A book I’d like to write

Evil

I grew up before the Internet kicked in and read insatiably at the time.

Insatiably.

I came to reading relatively late but quickly outdistanced the expectations of parents and teachers. I read everything in the house. I read entirely without judgement. I could no more have told you the difference between a good and bad book than between a good and bad tree.

Being entirely unfussy about how I consumed information was quite the blessing. The bizarre hodgepodge of generally contextless facts one acquires was one of the things I had working in my favour at school.

In more recent times this tendency manifests in being a)  unable to walk past a bookshop in general and b)  willing to pick up and learn from anything lying around.

I thoroughly enjoyed reading I Can Make You Thin, by Paul McKenna in an independent bookshop in Aberdeen (I’m the same weight now that I was when I was 18 and I generally haven’t moved more than maybe 7kg in any direction), Twilight, large chunks of Haynes Manuals, odd bits of religious texts, cookbooks for things I find it cruel to eat and histories of things that definitely didn’t happen. I like to think I got something out of all of them.

And so we come to The Game, which I picked up in all innocence in a bookshop somewhere and found myself reading open mouthed at what appeared to be a proofread version of hell.

I do a couple of long rants on the topic of the Game. I suspect there are better on the Internet. The Mash (of course) has it’s own take on the ‘community’ as does xkcd. Suffice to say that, the Game is a book that defines seduction as “Step 1 approach literally every woman you see. Step 2: lie to them until someone sleeps with you. Step 3: repeat”.

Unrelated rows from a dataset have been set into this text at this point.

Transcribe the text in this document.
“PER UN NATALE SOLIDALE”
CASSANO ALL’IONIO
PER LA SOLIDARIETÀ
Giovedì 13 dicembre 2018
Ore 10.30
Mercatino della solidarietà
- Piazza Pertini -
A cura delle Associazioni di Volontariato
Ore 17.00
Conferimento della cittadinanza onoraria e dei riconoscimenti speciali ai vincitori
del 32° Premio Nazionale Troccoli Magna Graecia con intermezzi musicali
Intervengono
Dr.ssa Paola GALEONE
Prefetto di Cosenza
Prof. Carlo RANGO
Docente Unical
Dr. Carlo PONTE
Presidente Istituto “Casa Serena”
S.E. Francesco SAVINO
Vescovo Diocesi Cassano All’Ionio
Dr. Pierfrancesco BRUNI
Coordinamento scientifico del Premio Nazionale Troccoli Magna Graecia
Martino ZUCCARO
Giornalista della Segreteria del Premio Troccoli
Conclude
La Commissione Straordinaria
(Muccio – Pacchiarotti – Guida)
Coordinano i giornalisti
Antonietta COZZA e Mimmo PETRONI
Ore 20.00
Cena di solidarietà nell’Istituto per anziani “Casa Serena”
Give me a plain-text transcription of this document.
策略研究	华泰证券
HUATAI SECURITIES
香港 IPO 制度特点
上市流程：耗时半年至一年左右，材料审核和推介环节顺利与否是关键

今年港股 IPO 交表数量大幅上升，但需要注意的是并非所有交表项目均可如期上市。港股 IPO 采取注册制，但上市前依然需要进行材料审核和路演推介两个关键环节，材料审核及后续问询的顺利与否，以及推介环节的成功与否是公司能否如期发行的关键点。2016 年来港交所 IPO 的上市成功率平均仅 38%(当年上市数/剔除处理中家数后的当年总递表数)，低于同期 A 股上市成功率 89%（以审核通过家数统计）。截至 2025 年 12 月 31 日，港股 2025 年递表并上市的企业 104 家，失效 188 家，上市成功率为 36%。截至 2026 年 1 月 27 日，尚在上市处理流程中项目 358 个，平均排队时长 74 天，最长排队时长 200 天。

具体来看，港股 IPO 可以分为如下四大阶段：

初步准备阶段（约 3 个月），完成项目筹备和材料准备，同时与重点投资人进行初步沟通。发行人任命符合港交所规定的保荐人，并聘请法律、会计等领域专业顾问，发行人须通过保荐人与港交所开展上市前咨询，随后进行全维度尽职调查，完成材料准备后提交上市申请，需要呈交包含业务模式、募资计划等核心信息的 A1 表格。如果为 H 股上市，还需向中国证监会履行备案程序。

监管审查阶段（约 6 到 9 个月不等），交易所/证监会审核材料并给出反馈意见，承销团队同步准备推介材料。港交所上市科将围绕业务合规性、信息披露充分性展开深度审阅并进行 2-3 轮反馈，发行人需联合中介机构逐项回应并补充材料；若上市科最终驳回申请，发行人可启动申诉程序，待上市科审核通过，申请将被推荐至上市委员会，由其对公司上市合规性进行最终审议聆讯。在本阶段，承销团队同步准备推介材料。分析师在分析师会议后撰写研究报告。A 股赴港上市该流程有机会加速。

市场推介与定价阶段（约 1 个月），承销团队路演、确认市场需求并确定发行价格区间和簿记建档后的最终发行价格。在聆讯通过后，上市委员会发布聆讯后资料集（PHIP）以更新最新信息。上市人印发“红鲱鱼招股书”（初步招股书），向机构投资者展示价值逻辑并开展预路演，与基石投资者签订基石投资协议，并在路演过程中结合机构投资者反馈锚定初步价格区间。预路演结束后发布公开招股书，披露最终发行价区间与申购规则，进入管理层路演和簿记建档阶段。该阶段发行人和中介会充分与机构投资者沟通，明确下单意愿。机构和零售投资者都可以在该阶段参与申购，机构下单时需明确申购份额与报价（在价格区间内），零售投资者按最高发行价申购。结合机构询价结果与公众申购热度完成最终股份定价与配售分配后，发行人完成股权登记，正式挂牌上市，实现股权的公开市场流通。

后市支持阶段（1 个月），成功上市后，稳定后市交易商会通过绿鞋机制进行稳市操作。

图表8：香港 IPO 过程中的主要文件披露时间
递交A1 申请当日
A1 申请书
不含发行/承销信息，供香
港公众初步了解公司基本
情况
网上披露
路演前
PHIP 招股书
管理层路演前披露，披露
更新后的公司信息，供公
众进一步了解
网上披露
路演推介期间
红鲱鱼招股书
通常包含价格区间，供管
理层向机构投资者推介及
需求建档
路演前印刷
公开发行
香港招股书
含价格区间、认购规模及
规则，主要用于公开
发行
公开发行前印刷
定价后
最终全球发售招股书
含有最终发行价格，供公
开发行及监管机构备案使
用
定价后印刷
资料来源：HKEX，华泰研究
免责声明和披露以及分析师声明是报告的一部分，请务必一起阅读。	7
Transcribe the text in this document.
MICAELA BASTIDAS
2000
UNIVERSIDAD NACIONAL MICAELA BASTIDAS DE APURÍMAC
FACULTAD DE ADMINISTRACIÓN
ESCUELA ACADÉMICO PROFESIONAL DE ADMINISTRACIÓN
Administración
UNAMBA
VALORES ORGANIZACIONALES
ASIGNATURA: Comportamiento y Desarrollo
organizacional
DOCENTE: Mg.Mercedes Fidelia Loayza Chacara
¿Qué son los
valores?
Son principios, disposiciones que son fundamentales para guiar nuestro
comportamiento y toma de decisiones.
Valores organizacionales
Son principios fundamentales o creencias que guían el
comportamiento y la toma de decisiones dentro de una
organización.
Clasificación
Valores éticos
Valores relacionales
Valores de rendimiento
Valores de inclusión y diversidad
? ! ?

The Game was a profound influence on me in that I swore very early on to never ever find myself looking at the world in the way it promoted. It’s generally fairly creepy to even contemplate.

…and this started a trend for me of reading some very strange books. It’s an interesting process. There’s a quote that goes:

“Choose your enemies carefully
because they will define you”

…and this became the literary equivalent. What I want from life hasn’t changed, but by comparing it to the power and money obsessed ideologies of things like  The 48 Laws Of Power I was able to chip away the things that I definitely didn’t want to be.

 

So I think these books can have a place, in the same way that records of crimes should be kept. Not to glorify, but to warn.

Buuuuut…

The majority of people who buy them treat them differently. They buy them because they accept the central premise that life is about power and control and that the answer to their problems is to act more like an lab rat and less like a human; to lie; to glorify oneself; and to steal status.

I find myself wondering how to ‘fix’ this. A cultural way to end this ‘positive’ feedback loop: the cultural reinforcement that means people keep using these authors to justify more and more dark behaviour.

The solution?

I’m starting to think that the answer may be in the other great weakness of the texts – that they clearly don’t ‘work’. The business practices of the The 48 Laws Of Power (A Joost Elffers Production) would work in a world were you never worked with the same person twice and people didn’t talk to each other – but you will and they do. The ‘tactics’ of The Tame would be great – if your idea of a rewarding courtship is to have pre-written the script for every conversation, and your idea of a relationship involves hiding 90% of your life from your other half.

This leaves an opening. So how about a new book. One that is written in the same hyper-masculine style, one that motivates in terms of power and force and influence. One that breaks down the previous approaches and gives all the reasons why they fail. The reasons they fail are pretty obvious at the meta-level: if you are a nasty unreliable piece of work, people don’t want to work with you. Co-operation is what civilisation works on. Crime really doesn’t pay.

But the meta-level is no use to this target audience. The message needs to engage on their terms. They need to hear, for example, why paying the right amount of tax makes you richer (because all the time and effort you have to put in to getting away with avoiding tax is enough for you to make much more than you are paying. Why treating people with respect and decency means that you’ll have the high status girlfriend that everyone else wants (because it turns out that women aren’t stupid and do talk) and why being honest and open about what you want from life means that people will loyally follow you and help you get it.

…and you have to put the message in exactly those terms. Talk about power and control and sex. Don’t mention respect and decency and love. Present the ideas not as a moral foundation but as a set of tactics that trick the world into giving you what you want.

There are thousands upon thousands (48 Laws of Power sold over 1.2 million copies in the United States) of people who have absorbed the idea that the way to live is to take power and to value status over people. So far society’s answer has been the same as it’s always been: to recognise such people by their methods and then frustrate their path at every turn. Some do get the life they desire. The vast majority don’t.

How about we attempt to harness this power, this raw ambition. If we can turn only a fraction of that number into people who channelled their fire, their greed, their ambitions into creating rather than destroying, then that would be a sight to see, a real sight to see.

All this is simply to tell you that I might take a chance (making use of this sort of technical analysis) at preparing a short set of posts aimed at evil people.  Watch this space.